Personal information
- Born: 27 June 1990 (age 35)
- Original team: Melbourne University (VFLW)
- Debut: Round 1, 2019, North Melbourne vs. Carlton, at North Hobart Oval
- Height: 167 cm (5 ft 6 in)
- Position: Forward

Playing career^{1}
- Years: Club / Games (Goals)
- 2019–S7 (2022): North Melbourne / 42 (29)
- ^{1} Playing statistics correct to the end of the S7 (2022) season.

= Sophie Abbatangelo =

Australian rules footballer (born 1990)

Sophie Abbatangelo (born 27 June 1990) is an Australian rules footballer who last played for the North Melbourne Football Club in the AFL Women's competition (AFLW).

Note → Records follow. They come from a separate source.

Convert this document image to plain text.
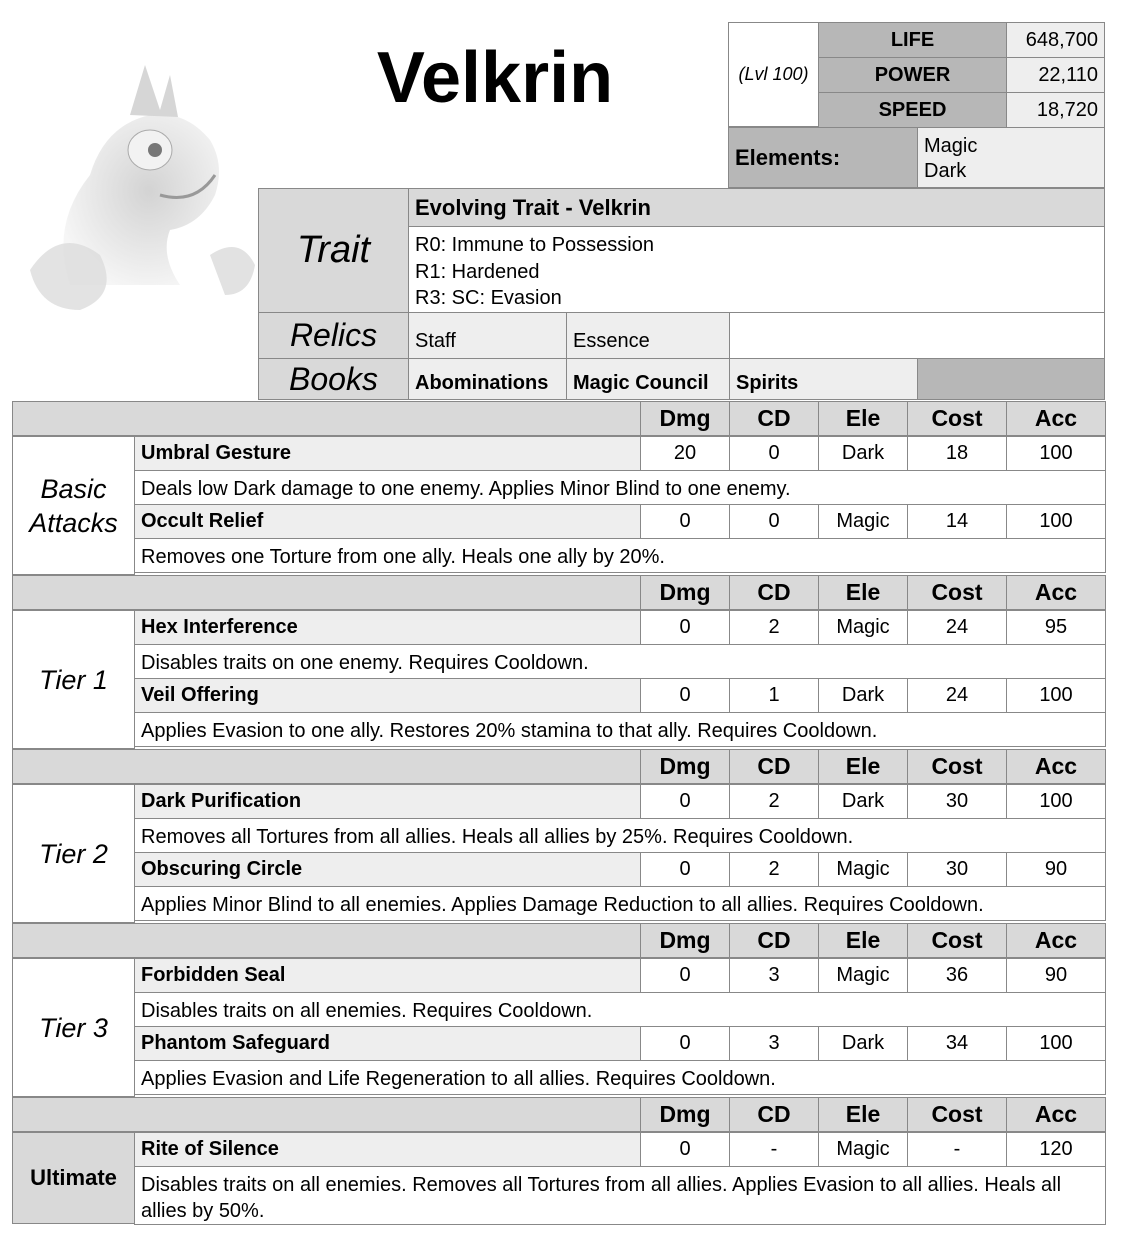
Velkrin	(Lvl 100)
LIFE	648,700
POWER	22,110
SPEED	18,720
Elements:	Magic
Dark
Trait
Evolving Trait - Velkrin
R0: Immune to Possession
R1: Hardened
R3: SC: Evasion
Relics	Staff	Essence
Books	Abominations	Magic Council	Spirits
Dmg	CD	Ele	Cost	Acc
Basic Attacks
Umbral Gesture	20	0	Dark	18	100
Deals low Dark damage to one enemy. Applies Minor Blind to one enemy.
Occult Relief	0	0	Magic	14	100
Removes one Torture from one ally. Heals one ally by 20%.
Dmg	CD	Ele	Cost	Acc
Tier 1
Hex Interference	0	2	Magic	24	95
Disables traits on one enemy. Requires Cooldown.
Veil Offering	0	1	Dark	24	100
Applies Evasion to one ally. Restores 20% stamina to that ally. Requires Cooldown.
Dmg	CD	Ele	Cost	Acc
Tier 2
Dark Purification	0	2	Dark	30	100
Removes all Tortures from all allies. Heals all allies by 25%. Requires Cooldown.
Obscuring Circle	0	2	Magic	30	90
Applies Minor Blind to all enemies. Applies Damage Reduction to all allies. Requires Cooldown.
Dmg	CD	Ele	Cost	Acc
Tier 3
Forbidden Seal	0	3	Magic	36	90
Disables traits on all enemies. Requires Cooldown.
Phantom Safeguard	0	3	Dark	34	100
Applies Evasion and Life Regeneration to all allies. Requires Cooldown.
Dmg	CD	Ele	Cost	Acc
Ultimate
Rite of Silence	0	-	Magic	-	120
Disables traits on all enemies. Removes all Tortures from all allies. Applies Evasion to all allies. Heals all allies by 50%.
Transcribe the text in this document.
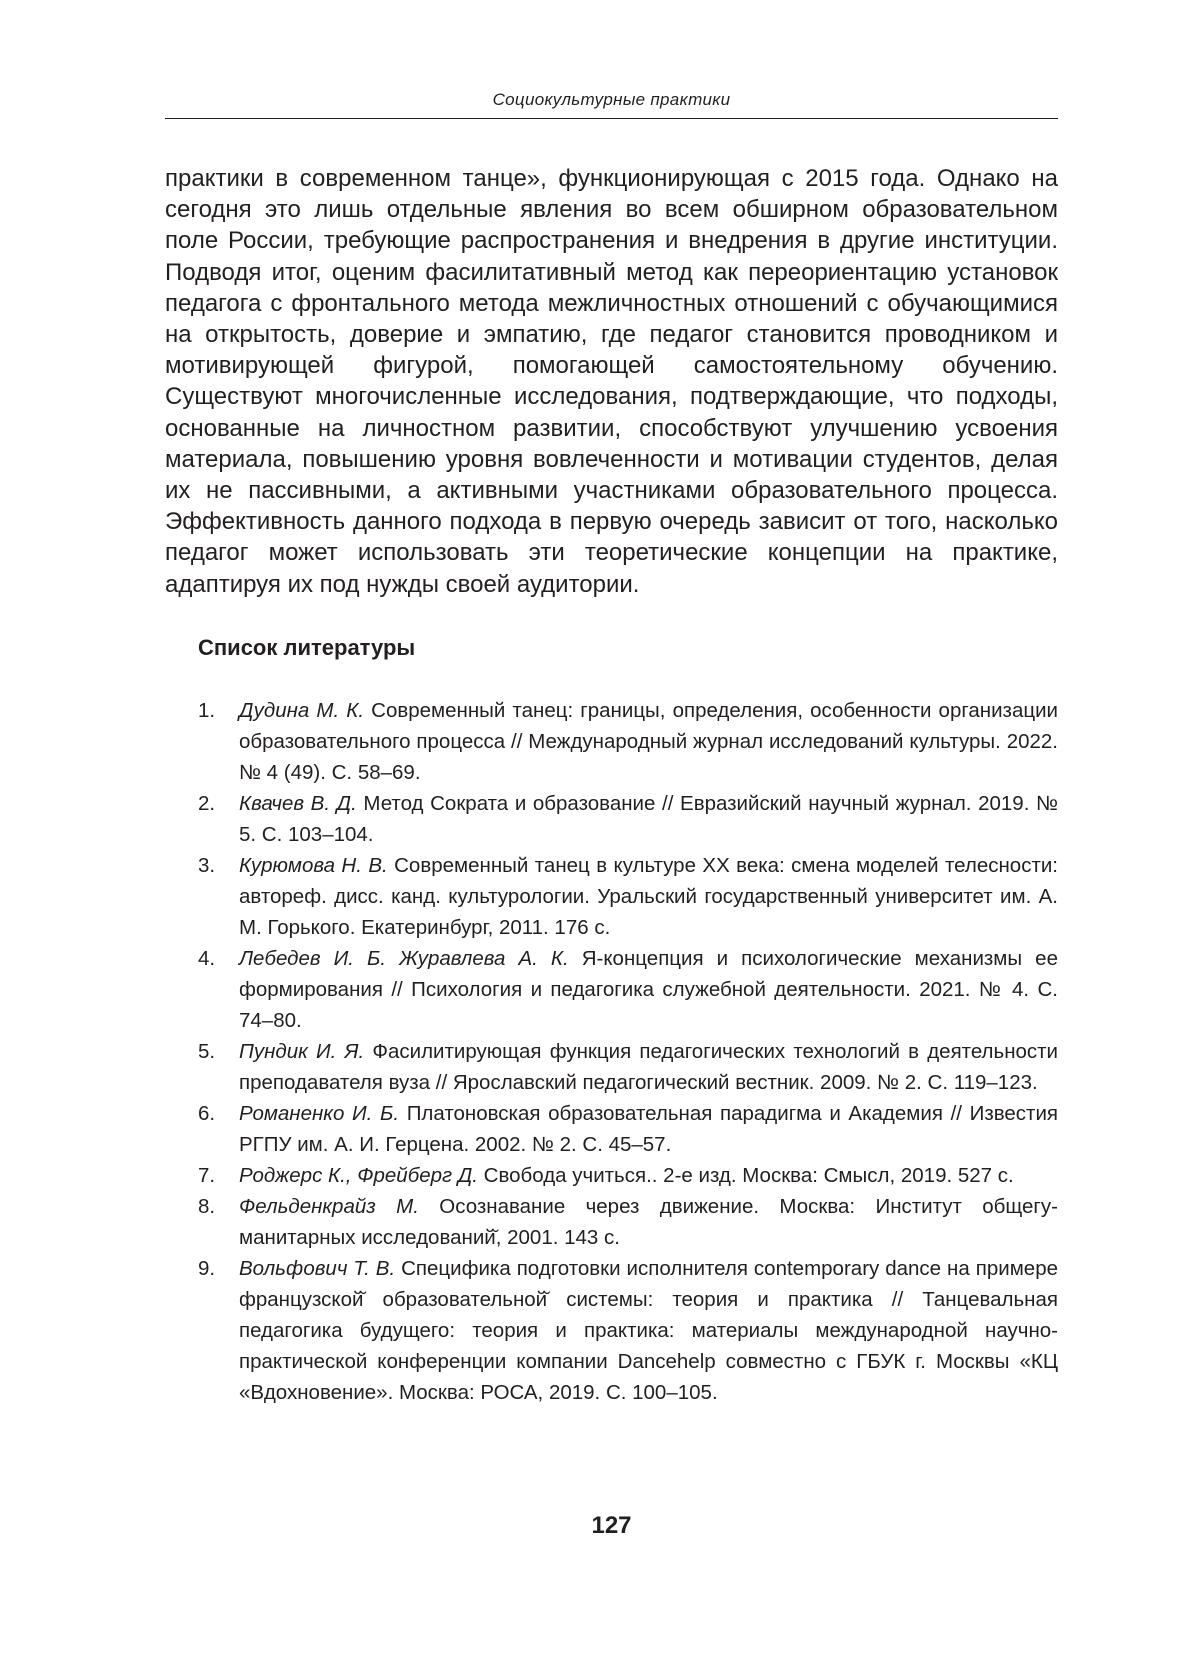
Социокультурные практики

практики в современном танце», функционирующая с 2015 года. Однако на сегодня это лишь отдельные явления во всем обширном образовательном поле России, требующие распространения и внедрения в другие институции. Подводя итог, оценим фасилитативный метод как переориентацию установок педагога с фронтального метода межличностных отношений с обучающимися на открытость, доверие и эмпатию, где педагог становится проводником и мотивирующей фигурой, помогающей самостоятельному обучению. Существуют многочисленные исследования, подтверждающие, что подходы, основанные на личностном развитии, способствуют улучшению усвоения материала, повышению уровня вовлеченности и мотивации студентов, делая их не пассивными, а активными участниками образовательного процесса. Эффективность данного подхода в первую очередь зависит от того, насколько педагог может использовать эти теоретические концепции на практике, адаптируя их под нужды своей аудитории.

Список литературы
1.	Дудина М. К. Современный танец: границы, определения, особенности организации образовательного процесса // Международный журнал исследований культуры. 2022. № 4 (49). С. 58–69.
2.	Квачев В. Д. Метод Сократа и образование // Евразийский научный журнал. 2019. № 5. С. 103–104.
3.	Курюмова Н. В. Современный танец в культуре ХХ века: смена моделей телесности: автореф. дисс. канд. культурологии. Уральский государственный университет им. А. М. Горького. Екатеринбург, 2011. 176 с.
4.	Лебедев И. Б. Журавлева А. К. Я-концепция и психологические механизмы ее формирования // Психология и педагогика служебной деятельности. 2021. № 4. С. 74–80.
5.	Пундик И. Я. Фасилитирующая функция педагогических технологий в деятельности преподавателя вуза // Ярославский педагогический вестник. 2009. № 2. С. 119–123.
6.	Романенко И. Б. Платоновская образовательная парадигма и Академия // Известия РГПУ им. А. И. Герцена. 2002. № 2. С. 45–57.
7.	Роджерс К., Фрейберг Д. Свобода учиться.. 2-е изд. Москва: Смысл, 2019. 527 с.
8.	Фельденкрайз М. Осознавание через движение. Москва: Институт общегуманитарных исследований̆, 2001. 143 с.
9.	Вольфович Т. В. Специфика подготовки исполнителя contemporary dance на примере французской̆ образовательной̆ системы: теория и практика // Танцевальная педагогика будущего: теория и практика: материалы международной научно-практической конференции компании Dancehelp совместно с ГБУК г. Москвы «КЦ «Вдохновение». Москва: РОСА, 2019. С. 100–105.
127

Abbatangelo was signed by North Melbourne as a free agent during the expansion club signing period in 2018. She made her debut in the club's inaugural match, a 36-point victory over at North Hobart Oval in the opening round of the 2019 season. It was revealed Abbatangelo was likely to explore the option of a trade in the wake of the 2021 AFL Women's season. However, she ended up honouring her contract with the club, which had her at the club until 2022. In March 2023, Abbatangelo was delisted by North Melbourne.